BETANEWS.ID, KUDUS – Dalam Instruksi Menteri Dalam Negeri (Inmendagri) Nomor 6 Tahun 2022 tentang Pemberlakuan Pembatasan Kegiatan Masyarakat (PPKM) wilayah Jawa-Bali, Kabupaten Kudus kembali berada di level 1. Hal itu berlaku mulai dari tanggal 1-7 Februari 2022.
Dengan status level saat ini, segala upaya terus dilakukan Kabupaten Kudus untuk mempertahankan kondisi itu. Termasuk mengejar capaian vaksinasi. Baik itu lansia, anak-anak, remaja, masyarakat rentan, dan lainnya.

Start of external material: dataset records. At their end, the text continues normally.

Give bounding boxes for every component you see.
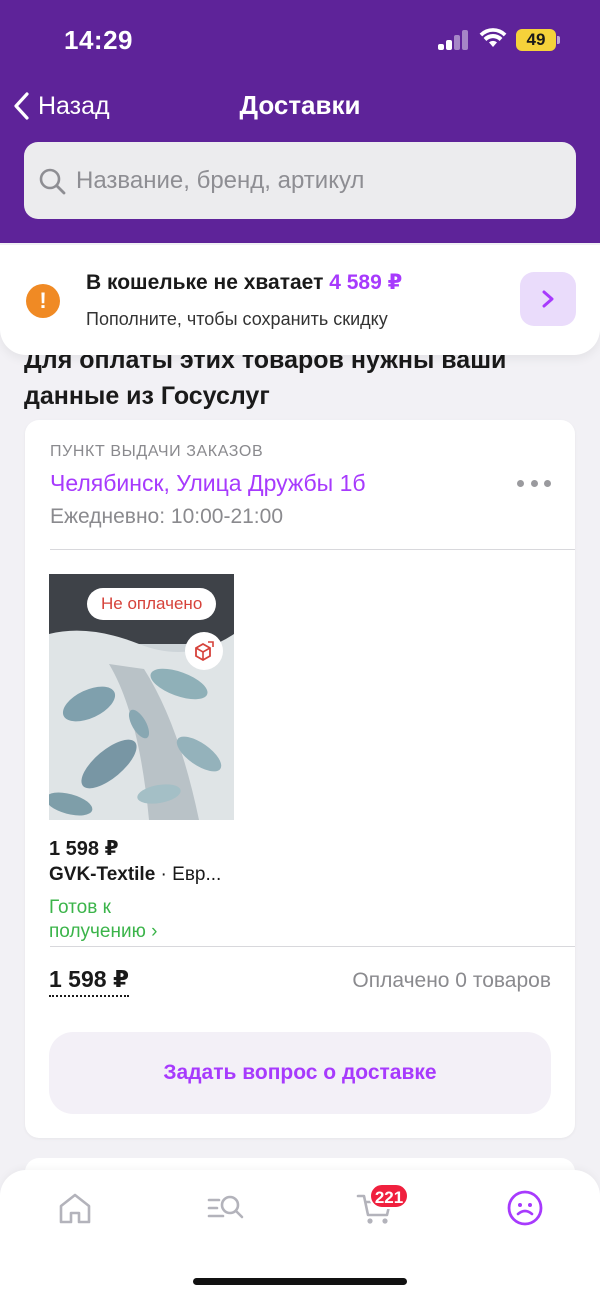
- status-bar: 14:29 49: [0, 0, 600, 80]
- product-name: · Евр...: [155, 864, 222, 885]
- catalog-search-icon[interactable]: [205, 1188, 245, 1228]
- home-indicator: [193, 1278, 407, 1285]
- battery-level: 49: [516, 29, 556, 51]
- cellular-signal-icon: [438, 30, 470, 50]
- ask-delivery-question-button[interactable]: Задать вопрос о доставке: [49, 1032, 551, 1114]
- wallet-amount: 4 589 ₽: [329, 271, 403, 294]
- search-bar[interactable]: [24, 142, 576, 219]
- delivery-card: ПУНКТ ВЫДАЧИ ЗАКАЗОВ Челябинск, Улица Др…: [25, 420, 575, 1138]
- search-input[interactable]: [76, 166, 556, 195]
- home-icon[interactable]: [55, 1188, 95, 1228]
- wallet-title: В кошельке не хватает 4 589 ₽: [86, 270, 402, 295]
- page-title: Доставки: [239, 90, 361, 120]
- total-price[interactable]: 1 598 ₽: [49, 966, 129, 997]
- cart-count-badge: 221: [369, 1183, 409, 1209]
- chevron-right-icon: [542, 290, 554, 308]
- return-box-icon: [185, 632, 223, 670]
- wallet-title-text: В кошельке не хватает: [86, 271, 324, 294]
- wifi-icon: [479, 28, 507, 47]
- ready-status-link[interactable]: Готов к получению ›: [49, 896, 209, 944]
- pickup-point-label: ПУНКТ ВЫДАЧИ ЗАКАЗОВ: [50, 443, 264, 460]
- battery-icon: 49: [516, 29, 560, 51]
- wallet-open-button[interactable]: [520, 272, 576, 326]
- unpaid-badge: Не оплачено: [87, 588, 217, 620]
- more-options-icon[interactable]: [517, 480, 551, 490]
- product-brand: GVK-Textile: [49, 864, 156, 885]
- wallet-banner[interactable]: [0, 245, 600, 355]
- profile-icon[interactable]: [505, 1188, 545, 1228]
- pickup-address-link[interactable]: Челябинск, Улица Дружбы 1б: [50, 470, 366, 497]
- warning-icon: !: [26, 284, 60, 318]
- pickup-hours: Ежедневно: 10:00-21:00: [50, 505, 283, 528]
- search-icon: [39, 168, 66, 194]
- product-title[interactable]: GVK-Textile · Евр...: [49, 864, 239, 886]
- paid-count: Оплачено 0 товаров: [352, 969, 551, 992]
- status-time: 14:29: [64, 25, 133, 55]
- divider: [50, 946, 575, 947]
- divider: [50, 549, 575, 550]
- product-price: 1 598 ₽: [49, 838, 119, 860]
- wallet-subtitle: Пополните, чтобы сохранить скидку: [86, 309, 388, 329]
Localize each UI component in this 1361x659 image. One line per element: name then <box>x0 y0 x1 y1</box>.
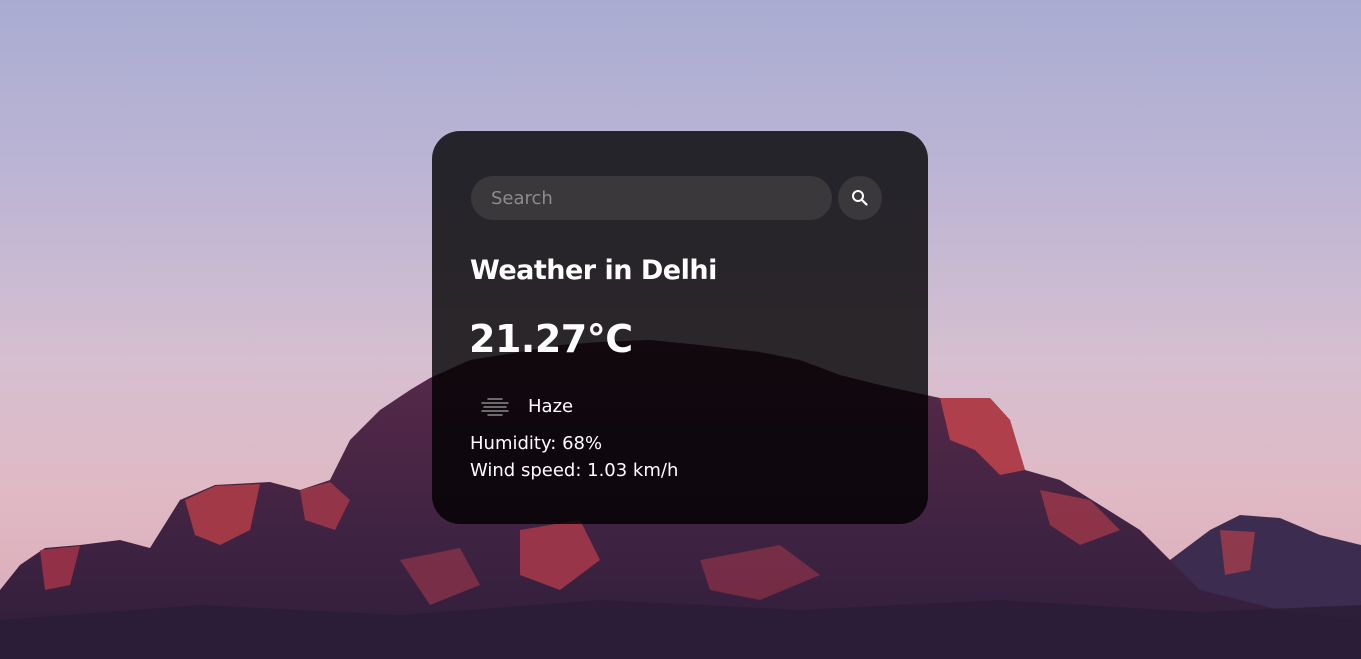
humidity-text: Humidity: 68% <box>470 433 603 454</box>
weather-card: Weather in Delhi 21.27°C Haze Humidity: … <box>432 131 928 524</box>
search-input[interactable] <box>471 176 832 220</box>
search-button[interactable] <box>838 176 882 220</box>
temperature: 21.27°C <box>469 317 633 361</box>
haze-icon <box>481 398 509 416</box>
search-icon <box>852 190 868 206</box>
condition-text: Haze <box>528 395 574 417</box>
wind-speed-text: Wind speed: 1.03 km/h <box>470 460 679 481</box>
condition-row: Haze <box>476 391 573 421</box>
city-title: Weather in Delhi <box>470 255 717 286</box>
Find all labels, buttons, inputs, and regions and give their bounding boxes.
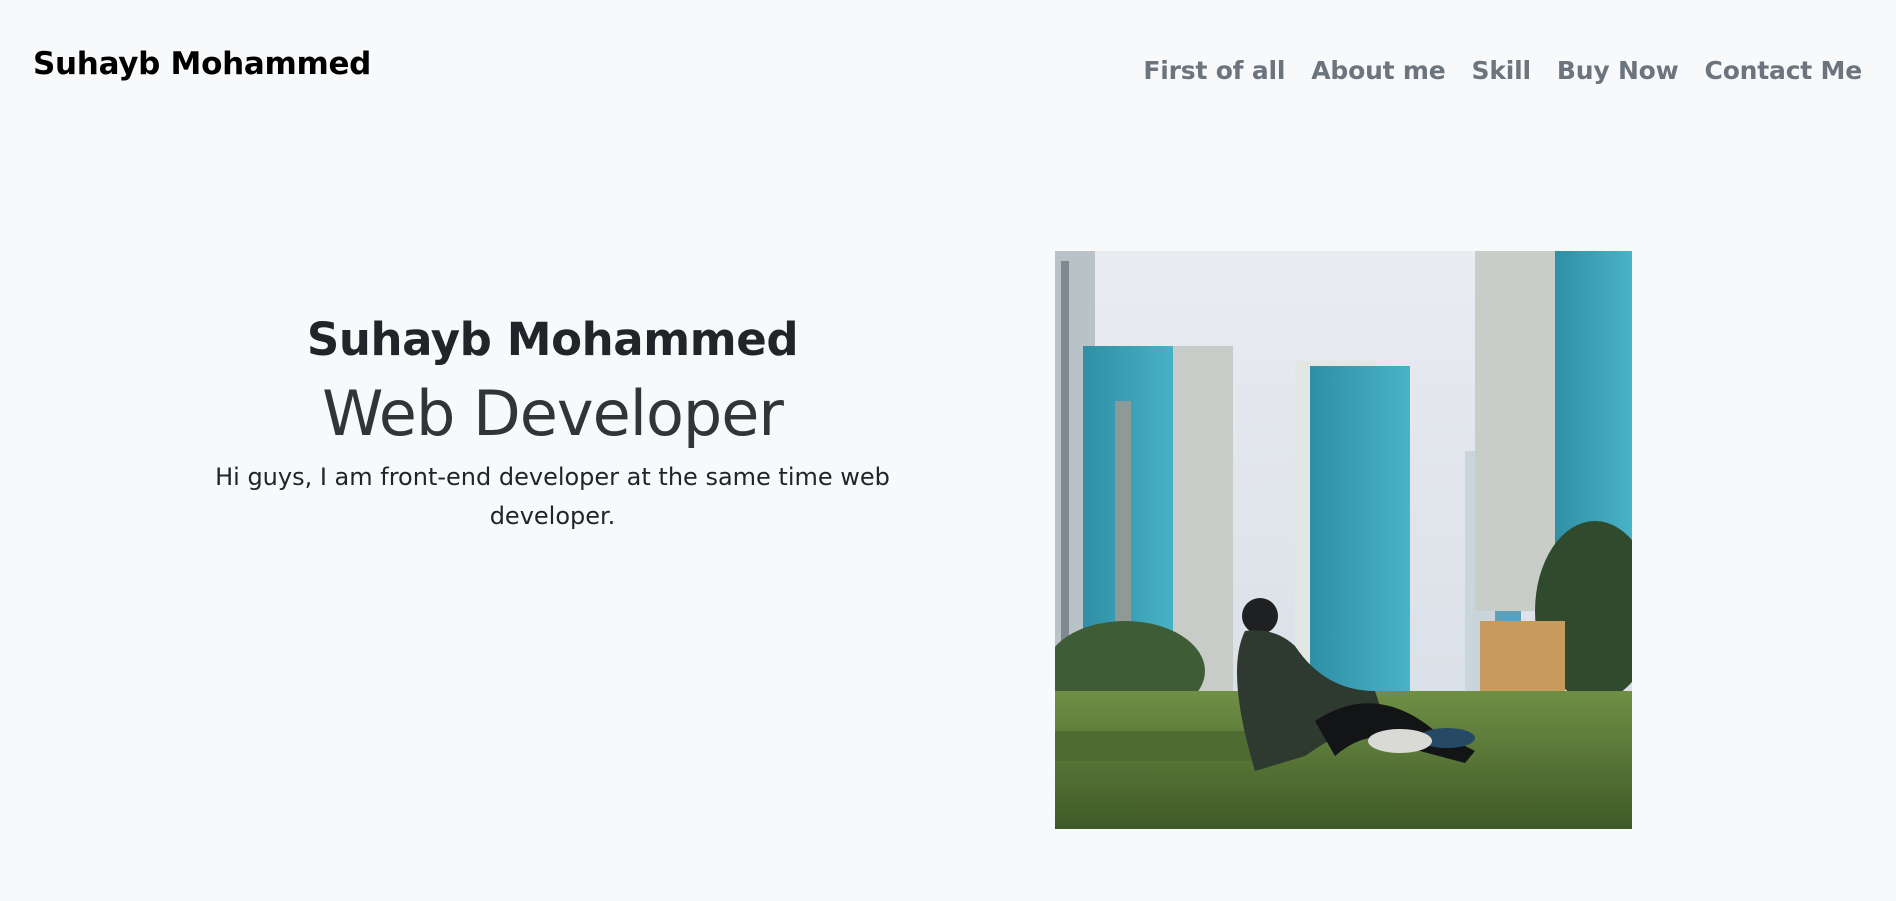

Baca juga : Kudus Level 1, Bupati Minta Tetap Waspada dan Disiplin Prokes
“Kita terus mengejar capaian vaksinasi. Tracing, testing juga kita lakukan untuk segera mengetahui orang-orang yang terdeteksi positif Covid-19. Upaya nyata selalu kita lakukan,” kata Bupati Kudus HM Hartopo, Rabu (3/2/2022).
Dalam status level 1 ini, lanjut Hartopo, berbagai kelonggaran bisa dilakukan. Seperti kapasitas yang bekerja di kantor bertambah, rumah makan boleh melayani pembeli lebih banyak, dan sebagainya.
Kendati demikian, pihaknya tetap mengingatkan agar warga Kudus ketat mematuhi protokol kesehatan, sebagai langkah antisipasi penyebaran Covid-19 secara masif.
“Edukasi protokol kesehatan ini sangat perlu dilakukan. Jangan sampai lengah,” ingatnya.
Baca juga : Bupati Belum Izinkan Kudus Gelar PTM 100 Persen
Segala persiapan pun juga telah dilakukan Kudus menghadapi lonjakan kasus Covid-19. Mengaca dari tingginya kasus di Kudus beberapa waktu lalu, Hartopo tak ingin kembali mengulangi kesalahan yang sama.
“Jadi jangan takut, yang penting tetap pendisiplinan protokol kesehatan. Pemkab juga akan menyiapkan semuanya. BOR (Bed Occupancy Rate), tempat isolasi terpusat baik itu di desa maupun kabupaten telah kita persiapkan,” tutupnya.